Within that small change, they may discover a use or an interest they had not noticed before. I want to create that kind of room for possibility within everyday life.
Sato:
KEIV also seems to have grown out of encounters with people.
Kamoshida:
Yes. The bamboo pieces and the wire shelf were not originally planned as products under KEIV. They gradually took shape through encounters with people at factories in China and Niigata.
I wanted to return what those people had given me through work. If someone has helped bring something into being, I feel responsible for sending it out into the world properly. That was one of the reasons I felt I needed to create a brand.
To See the Shift in Person

Sato:
On May 23 and 24, 2026, KEIV will hold an exhibition at Lei In Praise of Shadows Flagship Store. What would you want visitors to experience?
Kamoshida:
I would like visitors to experience the pieces not only by looking, but by touching them and speaking about them.
Why did this form appear? How can it change within a room? I hope people can feel those things in person. KEIV’s products are simple, so there are parts that may not be fully understood through photographs alone.
The thinness of the lines. The way shadows appear. The feeling of a room changing when you move your hands. Those are things that become clearer when you are standing in front of the object.
Sato:
At the exhibition, visitors will be able to see KEIV’s wire shelving (LU5 Series) and bamboo-based pieces (EP40 Series) that can respond to changes in space.
Kamoshida:
Yes.

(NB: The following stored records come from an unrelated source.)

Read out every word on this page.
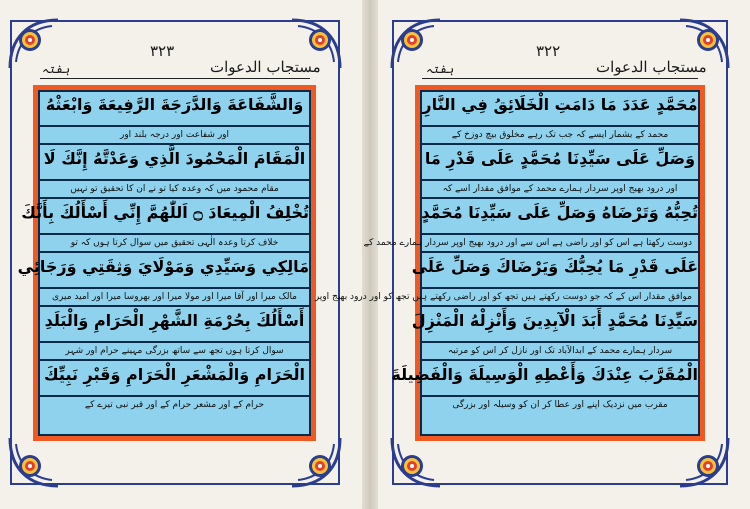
۳۲۳
ہفتہ	مستجاب الدعوات
وَالشَّفَاعَةَ وَالدَّرَجَةَ الرَّفِيعَةَ وَابْعَثْهُ
اور شفاعت اور درجہ بلند اور
الْمَقَامَ الْمَحْمُودَ الَّذِي وَعَدْتَّهُ إِنَّكَ لَا
مقام محمود میں کہ وعدہ کیا تو نے ان کا تحقیق تو نہیں
تُخْلِفُ الْمِيعَادَ ۝ اَللّٰهُمَّ إِنِّي أَسْأَلُكَ بِأَنَّكَ
خلاف کرتا وعدہ الٰہی تحقیق میں سوال کرتا ہوں کہ تو
مَالِكِي وَسَيِّدِي وَمَوْلَايَ وَثِقَتِي وَرَجَائِي
مالک میرا اور آقا میرا اور مولا میرا اور بھروسا میرا اور امید میری
أَسْأَلُكَ بِحُرْمَةِ الشَّهْرِ الْحَرَامِ وَالْبَلَدِ
سوال کرتا ہوں تجھ سے ساتھ بزرگی مہینے حرام اور شہر
الْحَرَامِ وَالْمَشْعَرِ الْحَرَامِ وَقَبْرِ نَبِيِّكَ
حرام کے اور مشعر حرام کے اور قبر نبی تیرے کے
۳۲۲
ہفتہ	مستجاب الدعوات
مُحَمَّدٍ عَدَدَ مَا دَامَتِ الْخَلَائِقُ فِي النَّارِ
محمد کے بشمار ایسے کہ جب تک رہے مخلوق بیچ دوزخ کے
وَصَلِّ عَلَى سَيِّدِنَا مُحَمَّدٍ عَلَى قَدْرِ مَا
اور درود بھیج اوپر سردار ہمارے محمد کے موافق مقدار اسے کہ
تُحِبُّهُ وَتَرْضَاهُ وَصَلِّ عَلَى سَيِّدِنَا مُحَمَّدٍ
دوست رکھتا ہے اس کو اور راضی ہے اس سے اور درود بھیج اوپر سردار ہمارے محمد کے
عَلَى قَدْرِ مَا يُحِبُّكَ وَيَرْضَاكَ وَصَلِّ عَلَى
موافق مقدار اس کے کہ جو دوست رکھتے ہیں تجھ کو اور راضی رکھتے ہیں تجھ کو اور درود بھیج اوپر
سَيِّدِنَا مُحَمَّدٍ أَبَدَ الْآبِدِينَ وَأَنْزِلْهُ الْمَنْزِلَ
سردار ہمارے محمد کے ابدالآباد تک اور نازل کر اس کو مرتبہ
الْمُقَرَّبَ عِنْدَكَ وَأَعْطِهِ الْوَسِيلَةَ وَالْفَضِيلَةَ
مقرب میں نزدیک اپنے اور عطا کر ان کو وسیلہ اور بزرگی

Rather than seeing the product alone, I would like people to see how it appears when it is placed in a specific room. Changing the way a room is seen does not always mean making a large change. Sometimes it is simply moving your hands a little and changing the relationship between yourself and a familiar space.
How would this work in my own home? What kind of space could it open up?
I hope the exhibition becomes a time for visitors to imagine that while seeing and touching the pieces in person.
KEIV Exhibition
Date: May 23–24, 2026
Venue: Lei In Praise of Shadows Flagship Store
Address: UEHARA TERRACE 1F, 1-30-12 Uehara, Shibuya-ku, Tokyo 151-0064, Japan
Designer in attendance: Eita Kamoshida
Works on view: KEIV wire shelving, bamboo-based adaptable interior pieces, and related works
Purchase: Visitors may inquire about purchasing exhibited works at the venue.